In the investigation, the FDA recommends that growers of leafy greens in the California Central Coast Growing Region consider this reoccurring E. coli strain a reasonably foreseeable hazard, and specifically of concern in the South Monterey County area of the Salinas Valley. It is important to note that farms covered by the Food Safety Modernization Act (FSMA) Produce Safety Rule are required to implement science and risk-based preventive measures in the rule, which includes practices that prevent the introduction of known or reasonably foreseeable hazards into or onto produce.

The FDA also recommends that the agricultural community in the California Central Coast growing region work to identify where this reoccurring strain of pathogenic E. coli is persisting and the likely routes of leafy green contamination with STEC. Specifically, we have outlined specific recommendations in our investigation report for growers in the California Central Coast leafy greens region. Those recommendations include participation in the California Longitudinal Study and the California Agricultural Neighbors workgroup. When pathogens are identified through microbiological surveys, pre-harvest or post-harvest testing, we recommend growers implement industry-led root cause analyses to determine how the contamination likely occurred and then implement appropriate prevention and verification measures.

We issued the Leafy Green Action Plan last year to foster a more urgent and collaborative approach to preventing leafy greens outbreaks caused by STEC. We have updated our plan for 2021 to include a renewed emphasis on actions to help prevent contamination from adjacent land, to include new actions that build on the accomplishments and learnings from the 2020 plan, and to renew our commitment to actions that were difficult to accomplish in 2020 due to challenges presented by the COVID-19 pandemic.

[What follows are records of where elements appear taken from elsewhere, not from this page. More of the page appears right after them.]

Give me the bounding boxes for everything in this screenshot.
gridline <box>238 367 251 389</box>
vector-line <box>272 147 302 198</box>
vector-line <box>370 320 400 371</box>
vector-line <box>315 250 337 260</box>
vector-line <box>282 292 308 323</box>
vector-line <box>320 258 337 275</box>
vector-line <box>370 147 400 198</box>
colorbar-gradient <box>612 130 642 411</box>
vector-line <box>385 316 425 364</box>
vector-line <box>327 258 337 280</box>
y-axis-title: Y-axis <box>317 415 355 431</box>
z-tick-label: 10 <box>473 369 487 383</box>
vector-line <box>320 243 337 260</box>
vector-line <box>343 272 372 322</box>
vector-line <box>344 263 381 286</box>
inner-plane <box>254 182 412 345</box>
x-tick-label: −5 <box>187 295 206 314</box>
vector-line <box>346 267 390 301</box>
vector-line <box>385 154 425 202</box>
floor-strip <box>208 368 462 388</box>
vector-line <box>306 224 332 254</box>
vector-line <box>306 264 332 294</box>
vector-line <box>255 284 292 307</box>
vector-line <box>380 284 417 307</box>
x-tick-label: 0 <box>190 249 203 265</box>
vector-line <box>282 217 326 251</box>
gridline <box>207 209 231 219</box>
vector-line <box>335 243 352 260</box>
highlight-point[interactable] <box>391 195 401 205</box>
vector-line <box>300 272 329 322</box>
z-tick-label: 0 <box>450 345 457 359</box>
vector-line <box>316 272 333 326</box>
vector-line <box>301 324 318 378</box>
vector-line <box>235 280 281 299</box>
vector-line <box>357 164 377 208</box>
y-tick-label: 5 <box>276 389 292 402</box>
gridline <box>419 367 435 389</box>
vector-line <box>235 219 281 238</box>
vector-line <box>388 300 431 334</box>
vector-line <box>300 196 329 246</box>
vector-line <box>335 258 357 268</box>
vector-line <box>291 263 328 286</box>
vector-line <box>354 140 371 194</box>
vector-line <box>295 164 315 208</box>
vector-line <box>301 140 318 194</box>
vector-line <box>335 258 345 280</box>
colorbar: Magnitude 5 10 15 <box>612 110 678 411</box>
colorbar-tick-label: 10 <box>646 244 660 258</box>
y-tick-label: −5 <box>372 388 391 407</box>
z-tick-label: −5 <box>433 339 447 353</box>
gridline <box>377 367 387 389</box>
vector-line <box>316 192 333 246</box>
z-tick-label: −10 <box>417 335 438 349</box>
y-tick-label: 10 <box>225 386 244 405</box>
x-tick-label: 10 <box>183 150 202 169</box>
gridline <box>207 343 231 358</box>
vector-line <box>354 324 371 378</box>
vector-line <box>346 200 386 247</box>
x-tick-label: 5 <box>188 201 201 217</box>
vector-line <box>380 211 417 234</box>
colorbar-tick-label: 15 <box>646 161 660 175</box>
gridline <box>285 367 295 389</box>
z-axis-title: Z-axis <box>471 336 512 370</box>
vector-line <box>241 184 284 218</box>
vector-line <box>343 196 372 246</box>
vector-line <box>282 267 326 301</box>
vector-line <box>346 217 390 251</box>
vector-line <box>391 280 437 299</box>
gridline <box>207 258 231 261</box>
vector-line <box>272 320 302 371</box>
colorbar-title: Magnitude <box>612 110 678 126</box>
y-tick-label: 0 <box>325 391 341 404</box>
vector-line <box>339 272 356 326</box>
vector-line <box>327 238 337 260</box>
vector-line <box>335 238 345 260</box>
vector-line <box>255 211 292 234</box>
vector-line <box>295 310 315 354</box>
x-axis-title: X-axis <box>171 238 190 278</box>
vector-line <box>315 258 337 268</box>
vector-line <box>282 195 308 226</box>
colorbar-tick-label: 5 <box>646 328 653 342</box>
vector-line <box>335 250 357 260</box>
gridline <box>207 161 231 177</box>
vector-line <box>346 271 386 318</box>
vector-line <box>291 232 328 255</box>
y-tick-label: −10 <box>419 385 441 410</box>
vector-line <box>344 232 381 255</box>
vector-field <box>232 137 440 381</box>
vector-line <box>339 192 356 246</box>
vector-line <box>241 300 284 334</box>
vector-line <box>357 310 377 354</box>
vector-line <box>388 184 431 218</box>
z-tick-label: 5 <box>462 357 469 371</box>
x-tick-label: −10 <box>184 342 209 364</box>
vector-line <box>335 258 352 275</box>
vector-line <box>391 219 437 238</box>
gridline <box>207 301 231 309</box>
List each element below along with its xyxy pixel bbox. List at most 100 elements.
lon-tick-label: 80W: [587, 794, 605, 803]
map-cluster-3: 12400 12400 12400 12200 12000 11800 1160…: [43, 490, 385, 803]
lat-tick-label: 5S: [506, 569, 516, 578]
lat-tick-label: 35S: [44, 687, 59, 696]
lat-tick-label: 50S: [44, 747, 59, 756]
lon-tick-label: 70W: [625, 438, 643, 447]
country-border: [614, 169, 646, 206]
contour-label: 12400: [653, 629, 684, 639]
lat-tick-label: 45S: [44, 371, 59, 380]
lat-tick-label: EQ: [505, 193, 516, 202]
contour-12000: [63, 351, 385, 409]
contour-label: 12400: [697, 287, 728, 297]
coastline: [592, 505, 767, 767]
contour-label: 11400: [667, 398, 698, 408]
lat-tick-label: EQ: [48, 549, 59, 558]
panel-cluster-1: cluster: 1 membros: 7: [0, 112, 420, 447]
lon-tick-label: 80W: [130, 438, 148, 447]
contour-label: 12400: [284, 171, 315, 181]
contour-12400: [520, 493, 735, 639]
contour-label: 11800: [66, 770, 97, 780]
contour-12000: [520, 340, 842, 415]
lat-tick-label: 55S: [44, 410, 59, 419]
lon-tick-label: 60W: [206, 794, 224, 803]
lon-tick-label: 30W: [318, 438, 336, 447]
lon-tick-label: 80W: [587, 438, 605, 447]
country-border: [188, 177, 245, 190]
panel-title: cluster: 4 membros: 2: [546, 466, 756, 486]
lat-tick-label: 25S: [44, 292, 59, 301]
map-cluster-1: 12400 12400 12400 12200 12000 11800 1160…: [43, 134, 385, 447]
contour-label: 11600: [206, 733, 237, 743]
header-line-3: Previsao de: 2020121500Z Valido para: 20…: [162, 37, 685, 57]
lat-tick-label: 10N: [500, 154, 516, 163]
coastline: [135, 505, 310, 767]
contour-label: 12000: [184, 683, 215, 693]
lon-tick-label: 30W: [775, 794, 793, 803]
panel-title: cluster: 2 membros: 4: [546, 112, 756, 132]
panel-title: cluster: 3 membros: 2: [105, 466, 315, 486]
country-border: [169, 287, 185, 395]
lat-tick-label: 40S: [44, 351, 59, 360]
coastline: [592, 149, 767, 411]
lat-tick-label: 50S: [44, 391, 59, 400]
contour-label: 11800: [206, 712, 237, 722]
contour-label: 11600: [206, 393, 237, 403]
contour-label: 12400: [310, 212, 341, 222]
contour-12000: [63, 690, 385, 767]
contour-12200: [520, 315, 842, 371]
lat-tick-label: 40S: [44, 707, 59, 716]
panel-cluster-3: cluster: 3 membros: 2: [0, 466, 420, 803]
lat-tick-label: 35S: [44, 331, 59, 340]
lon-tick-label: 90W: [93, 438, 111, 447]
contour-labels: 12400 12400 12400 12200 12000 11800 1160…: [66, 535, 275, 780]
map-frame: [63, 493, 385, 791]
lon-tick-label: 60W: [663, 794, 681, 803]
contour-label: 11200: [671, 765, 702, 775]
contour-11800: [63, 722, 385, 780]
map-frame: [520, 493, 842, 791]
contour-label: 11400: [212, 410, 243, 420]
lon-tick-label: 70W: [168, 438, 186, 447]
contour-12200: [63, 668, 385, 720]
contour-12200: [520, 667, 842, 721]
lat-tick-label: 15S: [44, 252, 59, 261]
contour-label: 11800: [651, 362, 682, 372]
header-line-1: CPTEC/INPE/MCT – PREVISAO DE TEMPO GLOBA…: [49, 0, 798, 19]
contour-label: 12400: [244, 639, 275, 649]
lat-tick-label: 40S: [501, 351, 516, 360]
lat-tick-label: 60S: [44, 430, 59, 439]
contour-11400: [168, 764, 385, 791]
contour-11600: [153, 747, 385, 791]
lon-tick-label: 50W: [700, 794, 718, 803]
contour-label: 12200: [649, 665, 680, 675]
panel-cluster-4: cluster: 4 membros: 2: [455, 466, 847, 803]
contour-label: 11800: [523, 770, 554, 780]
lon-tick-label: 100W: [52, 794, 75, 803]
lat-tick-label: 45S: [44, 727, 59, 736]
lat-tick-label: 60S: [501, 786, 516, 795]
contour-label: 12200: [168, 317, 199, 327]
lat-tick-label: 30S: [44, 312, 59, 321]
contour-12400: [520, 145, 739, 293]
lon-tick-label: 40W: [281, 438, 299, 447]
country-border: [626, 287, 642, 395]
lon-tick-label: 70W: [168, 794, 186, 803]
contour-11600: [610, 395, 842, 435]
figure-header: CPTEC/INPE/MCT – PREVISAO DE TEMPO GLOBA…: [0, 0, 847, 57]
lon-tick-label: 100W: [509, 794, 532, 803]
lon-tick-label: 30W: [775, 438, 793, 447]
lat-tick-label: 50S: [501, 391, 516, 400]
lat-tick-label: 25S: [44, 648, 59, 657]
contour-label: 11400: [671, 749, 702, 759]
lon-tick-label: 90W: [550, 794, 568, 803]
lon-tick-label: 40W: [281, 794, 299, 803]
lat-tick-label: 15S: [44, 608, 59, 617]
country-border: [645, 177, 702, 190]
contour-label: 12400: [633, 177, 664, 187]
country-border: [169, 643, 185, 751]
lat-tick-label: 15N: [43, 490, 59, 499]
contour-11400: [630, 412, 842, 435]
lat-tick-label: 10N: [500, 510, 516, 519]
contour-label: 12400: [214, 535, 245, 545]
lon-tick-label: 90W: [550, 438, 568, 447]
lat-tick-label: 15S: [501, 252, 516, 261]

The FDA has made significant progress on our Leafy Greens Action Plan this year by enhancing prevention strategies, improving response activities by the agency and other entities, and identifying and addressing the knowledge gaps that exist around STEC contamination of leafy greens. We launched the California Longitudinal Study, developed an efficacy protocol for the development and registration of antimicrobial treatments for pre-harvest agricultural water and took critical steps to advance traceability of leafy greens. We have also conducted several focused inspections, follow-up investigations and sampling assignments.

Although the FDA is keenly focused on taking steps to help mitigate recurring leafy green contamination events, we alone cannot fix this issue. Industry leadership and collaboration among growers, processors, retailers, state partners and the broader agricultural community is critical to reducing foodborne illnesses. At the FDA, the safety of leafy greens remains a top priority, and we are committed to working with all stakeholders to address this significant public health issue and further protect consumers.

The FDA, an agency within the U.S. Department of Health and Human Services, protects the public health by assuring the safety, effectiveness, and security of human and veterinary drugs, vaccines and other biological products for human use, and medical devices. The agency also is responsible for the safety and security of our nation’s food supply, cosmetics, dietary supplements, products that give off electronic radiation, and for regulating tobacco products.